CGN-meloencollectie

De geschiedenis van de meloencollectie is hetzelfde als de CGN-collecties van tomaat, paprika, aubergine en komkommer en wordt beschreven op de algemene pagina van de vruchtgroenten. Deze collectie werd overgenomen in 2005, wat recenter is dan de andere vruchtgroenten.

Samenstelling

De kleine meloencollectie bevat alleen accessies die niet in andere collecties te vinden zijn, waaronder 17 accessies uit Nederland. Een deel van de collectie is afkomstig van het voormalige IVT en ongeveer 30 accessies zijn verzameld tijdens een IPGRI-verzamelmissie in Pakistan in 1981. In 2017 vond een verzamelexpeditie plaats in Oezbekistan, waar 141 monsters werden verzameld.
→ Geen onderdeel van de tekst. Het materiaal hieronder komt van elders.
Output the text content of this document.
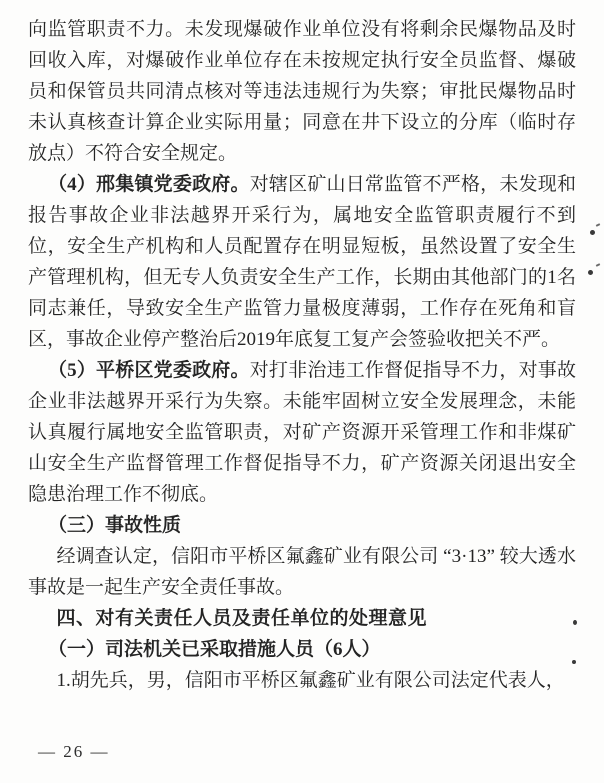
向监管职责不力。未发现爆破作业单位没有将剩余民爆物品及时回收入库，对爆破作业单位存在未按规定执行安全员监督、爆破员和保管员共同清点核对等违法违规行为失察；审批民爆物品时未认真核查计算企业实际用量；同意在井下设立的分库（临时存放点）不符合安全规定。

（4）邢集镇党委政府。对辖区矿山日常监管不严格，未发现和报告事故企业非法越界开采行为，属地安全监管职责履行不到位，安全生产机构和人员配置存在明显短板，虽然设置了安全生产管理机构，但无专人负责安全生产工作，长期由其他部门的1名同志兼任，导致安全生产监管力量极度薄弱，工作存在死角和盲区，事故企业停产整治后2019年底复工复产会签验收把关不严。

（5）平桥区党委政府。对打非治违工作督促指导不力，对事故企业非法越界开采行为失察。未能牢固树立安全发展理念，未能认真履行属地安全监管职责，对矿产资源开采管理工作和非煤矿山安全生产监督管理工作督促指导不力，矿产资源关闭退出安全隐患治理工作不彻底。

（三）事故性质

经调查认定，信阳市平桥区氟鑫矿业有限公司 “3·13” 较大透水事故是一起生产安全责任事故。

四、对有关责任人员及责任单位的处理意见

（一）司法机关已采取措施人员（6人）

1.胡先兵，男，信阳市平桥区氟鑫矿业有限公司法定代表人，

— 26 —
Op dit moment zijn er nog 79 accessies beschikbaar, omdat er regeneratie nodig is om aan de CGN-normen te voldoen. De beschikbare collectie bestaat uit 23 cultivars, 42 landrassen, voornamelijk uit Pakistan en Egypte, en 14 accessies met een onbekend populatietype. Er bestaan veel verschillende types meloen, van zoet tot zuur.

Onderhoud

Om opgenomen te worden in de collectie, moeten accessies een minimale kiemkracht hebben van 80%. Voor accessies van wilde soorten geldt een minimale kiemkracht van 60%. Regeneratie wordt uitgevoerd wanneer de kiemkracht van het zaad te laag is of wanneer er te weinig zaad over is. Regeneratie/vermeerdering vindt plaats in insectvrije kassen op een substraatsysteem waarbij de planten langs touwen groeien. Voor meloen, een kruisbestuivende soort, worden tien planten gebruikt. Als de monsters heterogeen zijn, worden veertien planten gebruikt. Veredelingsbedrijven, georganiseerd in Plantum NL, helpen bij de regeneratie van meloen. Moeilijk regenereerbare accessies worden in isolatiekooien geplaatst met hommels voor bestuiving. Tijdens het groeiseizoen worden de planten door of in opdracht van de NVWA gecontroleerd op zaadoverdraagbare ziektes.

Karakterisering

Karakterisering van vruchtgroenten vindt plaats tijdens regeneratie. Vrijwel alle accessies zijn morfologisch beschreven. Meloen wordt gekarakteriseerd door een minimaal aantal descriptoren die zijn ontwikkeld door de ECPGR-werkgroep. Deze descriptorlijsten bestaan uit ongeveer tien descriptoren en zijn te vinden op de ECPGR Cucurbits webpage. Alle karakteriseringsgegevens zijn online en in downloadbare bestanden beschikbaar.

De collecties zijn goed gedocumenteerd met foto’s; er zijn veel foto’s van (on)rijpe vruchten, planten en bloemen beschikbaar. Indien nodig worden er nieuwe foto’s genomen tijdens de regeneratie.

Evaluatie

Ongeveer 18 accessies zijn in 2014 gegenotypeerd door sequencing als onderdeel van het ‘100 Melon Genomes Project’.